Un annuncio trionfale. Un errore imbarazzante. E un interrogativo che resta: dove finisce la potenza dell’AI e dove comincia la nostra illusione?

Il trionfo che non lo era

Il 17 ottobre, Kevin Weil, supervisore della ricerca scientifica di OpenAI, pubblica su X un post che scuote il mondo della tecnologia:

“GPT-5 ha appena trovato la soluzione a dieci problemi irrisolti di Erdős e ha fatto progressi su altri undici.”

Un messaggio che, se fosse vero, segnerebbe un punto di svolta nella storia dell’intelligenza artificiale. Weil, fisico e matematico di Harvard, rilanciava un post del ricercatore Mark Sellke, celebrando un presunto miracolo computazionale. L’eco della notizia è immediata: riviste, forum, divulgatori. Tutti pronti a gridare al genio sintetico.

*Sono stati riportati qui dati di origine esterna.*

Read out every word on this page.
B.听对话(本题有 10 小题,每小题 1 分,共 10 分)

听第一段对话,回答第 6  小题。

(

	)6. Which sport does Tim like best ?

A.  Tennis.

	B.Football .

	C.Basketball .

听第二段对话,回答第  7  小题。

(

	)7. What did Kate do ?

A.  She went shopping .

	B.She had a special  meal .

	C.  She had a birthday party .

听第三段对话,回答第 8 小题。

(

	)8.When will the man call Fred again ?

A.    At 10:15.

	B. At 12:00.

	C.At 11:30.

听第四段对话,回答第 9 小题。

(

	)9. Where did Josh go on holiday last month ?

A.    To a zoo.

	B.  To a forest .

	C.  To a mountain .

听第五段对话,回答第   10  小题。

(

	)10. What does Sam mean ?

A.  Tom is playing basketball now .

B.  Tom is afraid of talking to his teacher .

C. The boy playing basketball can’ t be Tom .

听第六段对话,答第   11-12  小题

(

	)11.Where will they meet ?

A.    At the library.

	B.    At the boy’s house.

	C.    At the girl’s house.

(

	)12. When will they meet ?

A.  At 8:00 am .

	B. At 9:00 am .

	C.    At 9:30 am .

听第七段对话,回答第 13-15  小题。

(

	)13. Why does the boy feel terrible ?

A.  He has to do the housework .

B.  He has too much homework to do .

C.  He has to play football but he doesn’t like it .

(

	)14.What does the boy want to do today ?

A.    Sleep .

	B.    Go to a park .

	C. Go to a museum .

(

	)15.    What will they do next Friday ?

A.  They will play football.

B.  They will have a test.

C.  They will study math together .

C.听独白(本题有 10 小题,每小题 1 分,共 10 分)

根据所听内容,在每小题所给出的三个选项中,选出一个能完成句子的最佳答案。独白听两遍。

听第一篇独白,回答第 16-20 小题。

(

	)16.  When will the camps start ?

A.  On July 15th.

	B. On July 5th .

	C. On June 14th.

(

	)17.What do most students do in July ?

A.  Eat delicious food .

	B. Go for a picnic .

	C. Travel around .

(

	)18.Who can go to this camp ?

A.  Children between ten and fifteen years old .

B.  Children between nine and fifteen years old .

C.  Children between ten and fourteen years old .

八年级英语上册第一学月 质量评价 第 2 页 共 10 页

Ma qualcosa non torna. Perché la verità, come spesso accade, è più sottile del clamore.

La smentita e la realtà dei fatti

A riportare la storia con i piedi per terra è Thomas Bloom, matematico e curatore del sito erdosproblems.com, archivio dedicato alle celebri congetture di Paul Erdős.
Bloom interviene sui social, accusando OpenAI di una “clamorosa distorsione” dei risultati. Non c’era nessun trionfo matematico. GPT-5 non aveva risolto alcun problema nuovo: aveva solo trovato tracce di soluzioni già esistenti, pubblicate in articoli scientifici che il sito non aveva ancora aggiornato.

In altre parole, GPT-5 aveva scovato risposte già note, ma non le aveva create.
Il modello ha agito come un motore di ricerca iper-raffinato, non come una mente in grado di generare conoscenza. E questo mette in luce una questione cruciale: la differenza tra intelligenza e comprensione.

Cercare non è pensare. Ricomporre non è creare. È qui che l’AI mostra ancora i suoi limiti: l’abilità di trovare connessioni non coincide con la capacità di attribuire loro significato.

L’illusione della scoperta e la nostra responsabilità

Questo episodio, raccontato anche da Pier Luigi Pisa su Repubblica, non è solo una figuraccia di marketing. È una lezione sul rapporto tra uomo e macchina.
Abbiamo costruito strumenti in grado di analizzare miliardi di dati, ma non dobbiamo scambiarli per esseri pensanti. Se una macchina “scopre” qualcosa già noto, non è un fallimento dell’AI: è un fallimento del nostro modo di raccontarla.

Ogni volta che una notizia promette “miracoli” tecnologici, dovremmo chiederci: chi sta imparando davvero?
Forse non l’AI, ma noi. Perché episodi come questo ci ricordano che il valore dell’intelligenza non è nella velocità con cui risponde, ma nella coscienza con cui comprende.

L’AI può amplificare la conoscenza, ma senza una guida umana rischia di moltiplicare solo gli equivoci. Ecco il punto: l’intelligenza artificiale non è qui per sostituire il pensiero, ma per stimolarlo.
Sta a noi decidere se usarla per capire meglio il mondo o per illuderci di averlo già capito.